Q. What is community property?

A. Community property is the law in Arizona and seven other states. The concept of community property differs markedly from the law in the other states, which is derived from English common law. In general, community property is property acquired and accumulated during a marriage. Each spouse is considered to own one-half of the community property. Therefore, the estate of each spouse consists of that spouse’s one-half of community property plus that spouse’s separate property. Separate property is property acquired before a marriage and during a marriage outside of the community, for example, by gift or inheritance. A spouse’s community property interest does not automatically pass to the other spouse upon death. Instead, the community property interest of each spouse has to be dealt with by will. A married person can leave his or her community property interests to whomever he or she chooses.

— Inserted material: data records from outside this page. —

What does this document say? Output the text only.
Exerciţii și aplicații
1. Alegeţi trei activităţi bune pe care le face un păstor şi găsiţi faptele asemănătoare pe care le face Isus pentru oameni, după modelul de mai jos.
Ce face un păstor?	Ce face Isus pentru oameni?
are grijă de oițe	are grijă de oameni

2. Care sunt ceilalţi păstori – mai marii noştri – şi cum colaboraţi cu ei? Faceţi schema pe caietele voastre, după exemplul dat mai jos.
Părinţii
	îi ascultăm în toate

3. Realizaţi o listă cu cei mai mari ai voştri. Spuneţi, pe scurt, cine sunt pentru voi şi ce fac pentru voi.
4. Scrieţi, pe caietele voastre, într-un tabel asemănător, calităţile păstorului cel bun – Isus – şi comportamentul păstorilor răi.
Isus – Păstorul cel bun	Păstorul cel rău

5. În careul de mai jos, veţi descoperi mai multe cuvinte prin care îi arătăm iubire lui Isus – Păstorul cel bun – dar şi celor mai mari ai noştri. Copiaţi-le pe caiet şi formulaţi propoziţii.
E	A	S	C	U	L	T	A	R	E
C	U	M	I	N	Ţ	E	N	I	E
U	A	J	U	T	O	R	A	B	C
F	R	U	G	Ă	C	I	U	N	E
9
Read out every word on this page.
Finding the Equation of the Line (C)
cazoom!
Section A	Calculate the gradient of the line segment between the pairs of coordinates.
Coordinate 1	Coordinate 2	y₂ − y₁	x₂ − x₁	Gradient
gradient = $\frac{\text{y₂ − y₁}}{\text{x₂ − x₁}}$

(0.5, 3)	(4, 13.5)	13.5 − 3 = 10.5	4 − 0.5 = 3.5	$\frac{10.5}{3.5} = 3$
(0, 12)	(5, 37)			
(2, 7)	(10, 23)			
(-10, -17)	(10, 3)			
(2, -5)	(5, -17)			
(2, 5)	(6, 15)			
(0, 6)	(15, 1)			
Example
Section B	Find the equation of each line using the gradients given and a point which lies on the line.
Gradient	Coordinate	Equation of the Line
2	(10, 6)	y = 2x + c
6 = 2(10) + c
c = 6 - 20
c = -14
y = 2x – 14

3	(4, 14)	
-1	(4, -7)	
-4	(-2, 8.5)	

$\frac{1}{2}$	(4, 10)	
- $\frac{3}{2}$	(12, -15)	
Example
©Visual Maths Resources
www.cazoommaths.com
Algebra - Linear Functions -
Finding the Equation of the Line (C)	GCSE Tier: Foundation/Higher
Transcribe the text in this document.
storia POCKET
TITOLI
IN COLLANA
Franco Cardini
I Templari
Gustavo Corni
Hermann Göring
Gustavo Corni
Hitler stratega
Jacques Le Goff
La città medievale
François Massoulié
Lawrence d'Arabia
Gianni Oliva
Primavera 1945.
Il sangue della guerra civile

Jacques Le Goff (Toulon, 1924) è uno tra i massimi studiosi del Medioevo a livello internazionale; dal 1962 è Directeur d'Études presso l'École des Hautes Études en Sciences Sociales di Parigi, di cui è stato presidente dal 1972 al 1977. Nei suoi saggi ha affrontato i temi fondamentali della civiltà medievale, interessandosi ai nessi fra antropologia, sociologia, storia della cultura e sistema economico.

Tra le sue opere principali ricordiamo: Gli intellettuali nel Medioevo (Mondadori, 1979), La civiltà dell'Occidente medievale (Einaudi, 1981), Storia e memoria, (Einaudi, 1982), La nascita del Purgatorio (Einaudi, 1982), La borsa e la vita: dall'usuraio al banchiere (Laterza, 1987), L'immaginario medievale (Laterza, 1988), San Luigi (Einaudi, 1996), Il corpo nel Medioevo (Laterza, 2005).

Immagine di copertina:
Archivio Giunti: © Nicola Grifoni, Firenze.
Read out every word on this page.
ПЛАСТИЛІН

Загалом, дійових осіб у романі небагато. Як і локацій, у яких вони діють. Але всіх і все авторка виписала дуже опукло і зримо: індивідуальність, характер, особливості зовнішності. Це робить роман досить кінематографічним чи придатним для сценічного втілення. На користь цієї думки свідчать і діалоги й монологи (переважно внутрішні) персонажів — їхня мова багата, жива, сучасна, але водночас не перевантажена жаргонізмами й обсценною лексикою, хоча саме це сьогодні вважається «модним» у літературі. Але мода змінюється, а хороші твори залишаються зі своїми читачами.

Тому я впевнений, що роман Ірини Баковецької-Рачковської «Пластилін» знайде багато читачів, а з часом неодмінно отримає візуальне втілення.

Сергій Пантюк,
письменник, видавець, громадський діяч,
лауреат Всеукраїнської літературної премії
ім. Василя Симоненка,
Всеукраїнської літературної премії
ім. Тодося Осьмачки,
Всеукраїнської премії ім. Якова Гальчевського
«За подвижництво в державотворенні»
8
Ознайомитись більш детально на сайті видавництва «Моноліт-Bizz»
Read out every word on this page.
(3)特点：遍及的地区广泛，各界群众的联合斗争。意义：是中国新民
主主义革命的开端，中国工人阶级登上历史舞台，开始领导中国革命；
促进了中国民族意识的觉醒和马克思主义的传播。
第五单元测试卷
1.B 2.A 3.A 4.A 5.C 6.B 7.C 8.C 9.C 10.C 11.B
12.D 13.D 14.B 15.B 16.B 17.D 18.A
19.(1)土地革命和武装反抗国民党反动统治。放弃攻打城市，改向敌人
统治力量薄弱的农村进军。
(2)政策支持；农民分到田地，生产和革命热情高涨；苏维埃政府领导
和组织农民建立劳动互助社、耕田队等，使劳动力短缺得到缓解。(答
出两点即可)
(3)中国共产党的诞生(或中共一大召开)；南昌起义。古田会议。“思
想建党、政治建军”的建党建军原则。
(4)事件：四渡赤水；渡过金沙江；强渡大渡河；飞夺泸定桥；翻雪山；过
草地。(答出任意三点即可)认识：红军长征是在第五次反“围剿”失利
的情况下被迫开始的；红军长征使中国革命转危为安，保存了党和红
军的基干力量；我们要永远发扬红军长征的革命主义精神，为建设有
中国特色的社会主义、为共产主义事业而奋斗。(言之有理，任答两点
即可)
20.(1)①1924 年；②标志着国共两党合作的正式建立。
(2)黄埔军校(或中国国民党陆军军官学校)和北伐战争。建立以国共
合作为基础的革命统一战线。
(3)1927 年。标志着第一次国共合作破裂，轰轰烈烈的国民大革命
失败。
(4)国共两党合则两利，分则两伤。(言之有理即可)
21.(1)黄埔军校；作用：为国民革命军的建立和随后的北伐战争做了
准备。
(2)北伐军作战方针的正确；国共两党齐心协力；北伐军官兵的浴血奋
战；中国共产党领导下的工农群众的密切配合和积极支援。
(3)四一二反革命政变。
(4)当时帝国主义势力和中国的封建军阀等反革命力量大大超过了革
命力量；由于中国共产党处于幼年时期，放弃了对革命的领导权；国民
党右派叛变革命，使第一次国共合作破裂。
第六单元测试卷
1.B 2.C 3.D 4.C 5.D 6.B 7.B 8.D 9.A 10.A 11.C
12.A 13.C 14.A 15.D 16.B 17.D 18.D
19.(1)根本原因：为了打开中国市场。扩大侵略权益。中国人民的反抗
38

For example, if both spouses have children from a former marriage, they may want to leave some or all of their community property to the children rather than the surviving spouse. In addition to traditional community property, Arizona recognizes another type of community property which is community property with right of survivorship. Unlike other community property, community property with right of survivorship passes automatically to the surviving spouse at the death of the other.

Q. Can community property be changed to separate property or vice-versa?

A. Yes, by written agreement signed by both parties. If the agreement is reached before marriage it is called a pre-nuptial agreement. If it is reached during marriage, it is a post-nuptial agreement.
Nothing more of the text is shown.